Garth Davis has never been afraid to face difficult conditions. “I have a reputation for dragging my crew into really tough spots,” he smiles. “Which means a lot of four-wheel drives and nervous producers.”
Having shot his feature debut Lion in Kolkata and Tasmania, the Brisbane-born director’s latest film — a humanist, feminist take on the New Testament, told from the perspective of Mary Magdalene (Rooney Mara) and shot in southern Italy and Sicily — required his cast to go hiking intrepidly in rugged mountains, while wearing first-century-appropriate footwear and clothing: “You come to my shoots, you’re going to be doing a lot of walking…”
The challenge of tough location conditions is one Davis cheerily embraces, not least due to its aesthetic benefit. “I love reminding audiences that we’re living creatures within a planet,” he says. “We’re part of nature.”
But, less than a year after production on Mary Magdalene wrapped in December 2016, Davis faced a very different kind of challenge on some far trickier territory.
On October 5, 2017, The New York Times detailed numerous allegations of sexual harassment against Harvey Weinstein. Over the following weeks, the continuing allegations fanned out into the industry-shaking #MeToo movement while the producer now decried as an abusive monster saw his career justifiably disintegrate. His studio, The Weinstein Company (TWC), has since filed for bankruptcy. And on its slate of movies set for release in the US sits Mary Magdalene.

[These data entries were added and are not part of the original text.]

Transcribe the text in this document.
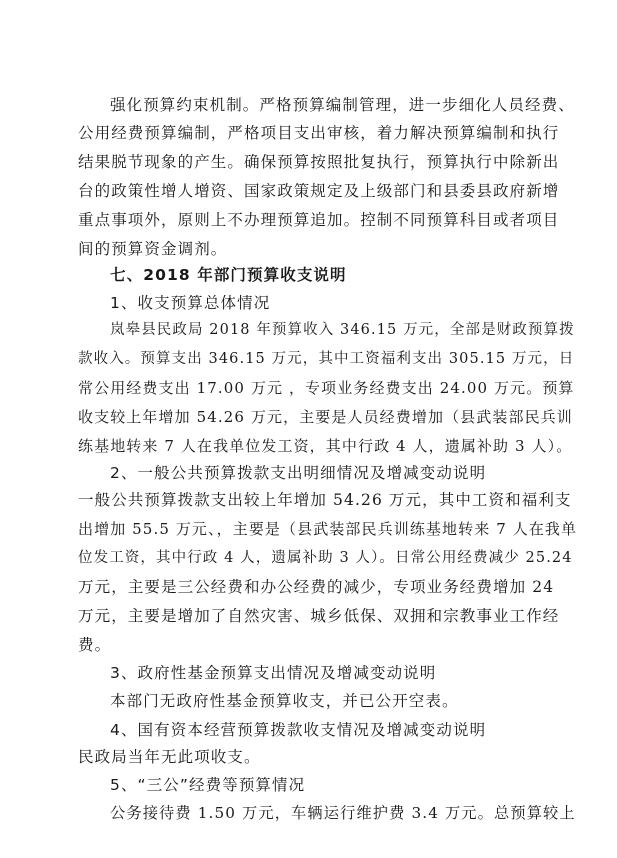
强化预算约束机制。严格预算编制管理，进一步细化人员经费、
公用经费预算编制，严格项目支出审核，着力解决预算编制和执行
结果脱节现象的产生。确保预算按照批复执行，预算执行中除新出
台的政策性增人增资、国家政策规定及上级部门和县委县政府新增
重点事项外，原则上不办理预算追加。控制不同预算科目或者项目
间的预算资金调剂。
七、2018 年部门预算收支说明
1、收支预算总体情况
岚皋县民政局 2018 年预算收入 346.15 万元，全部是财政预算拨
款收入。预算支出 346.15 万元，其中工资福利支出 305.15 万元，日
常公用经费支出 17.00 万元 ，专项业务经费支出 24.00 万元。预算
收支较上年增加 54.26 万元，主要是人员经费增加（县武装部民兵训
练基地转来 7 人在我单位发工资，其中行政 4 人，遗属补助 3 人）。
2、一般公共预算拨款支出明细情况及增减变动说明
一般公共预算拨款支出较上年增加 54.26 万元，其中工资和福利支
出增加 55.5 万元、，主要是（县武装部民兵训练基地转来 7 人在我单
位发工资，其中行政 4 人，遗属补助 3 人）。日常公用经费减少 25.24
万元，主要是三公经费和办公经费的减少，专项业务经费增加 24
万元，主要是增加了自然灾害、城乡低保、双拥和宗教事业工作经
费。
3、政府性基金预算支出情况及增减变动说明
本部门无政府性基金预算收支，并已公开空表。
4、国有资本经营预算拨款收支情况及增减变动说明
民政局当年无此项收支。
5、“三公”经费等预算情况
公务接待费 1.50 万元，车辆运行维护费 3.4 万元。总预算较上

“Right now my producers [Iain Canning and Emile Sherman of See-Saw Films, and Liz Watts] are working very hard to find a way to release the movie over there,” Davis says when Screen meets the director in London the day after his film, set for an Easter release internationally, premiered at the National Portrait Gallery. “So you’ll have to watch this space. But I know they’re working night and day on it at the moment.”
It’s an unfortunate situation, and not only because it’s left the film without US distribution. Starring Rooney Mara in the title role and Joaquin Phoenix as Jesus, Mary Magdalene is a concerted effort by its makers to set the record straight about Mary, who in the late sixth century was officially demoted by Pope Gregory I from the position of apostle to harlot – a misrepresentation that’s tainted her image ever since.
As co-writer Philippa Goslett says, “What happened to Mary Magdalene and her identity over the centuries was a travesty. Here was an opportunity to give a voice for someone who had been silenced for so long.”
In light of recent events, the notion of this patriarchal-dogma-defying story being connected to a man like Harvey Weinstein is a troubling one for Davis. “It’s awful,” he admits. “Our film celebrates everything that is the antithesis of what’s happened. It’s definitely something you can’t be associated with. So my main focus is just to celebrate Mary and get her story out into the world. That’s my absolute mission.”
According to Davis, Weinstein had no creative involvement in the film. As with Lion, Mary Magdalene was produced by Canning and Sherman’s See-Saw, with TWC handling US distribution on many of the UK-Australian outfit’s productions dating back to The King’s Speech.
“See-Saw are my creative people, essentially,” Davis says. “It wasn’t like I was working with Harvey directly, like maybe other filmmakers have, so we have a level of detachment. But I hope people realise that just because you’re doing a project with a company like that, it’s not a reflection on you and the people who were working on the film. I’m sure people are intelligent enough to know that. Though it’s not something I feel comfortable about.”
It also, he insists, has nothing to do with the fact that Mary Magdalene has been noticeably absent from the festival circuit — at least until its screening at the Audi Dublin International Film Festival, which happened the day after Screen and Davis speak. That was more to do with the fact that they simply weren’t ready soon enough.
“The film has only just been finished, and we finished it at a very awkward time,” Davis says. “The issue I had is that I’d gone straight from Lion into this. That was also one of the reasons why we had a relationship with the Weinsteins on Mary, because it allowed us to manage the two projects as well. I had to stop editing for a while to go and do the Oscars [Lion received six Academy nominations]. So there were a lot of delays because of Lion.”
After making two films back-to-back, Davis says he’s looking forward to “taking a breather”. Though true-life Somali kidnap drama A House In The Sky has been touted as his next project, he says “we’re still talking about that,” and there’s “nothing concrete at this point.”
Davis remains open-minded as to whether his next step takes him further into the cinematic realm, or back to TV drama like Jane Campion and Gerard Lee’s Top Of The Lake, for which he directed four episodes in 2013. “It’s just got to be something I connect with. But I do love a challenging film, one that has a world to recreate and an atmosphere and is something that looks at the human condition. I’m open to anything if the material’s exciting.”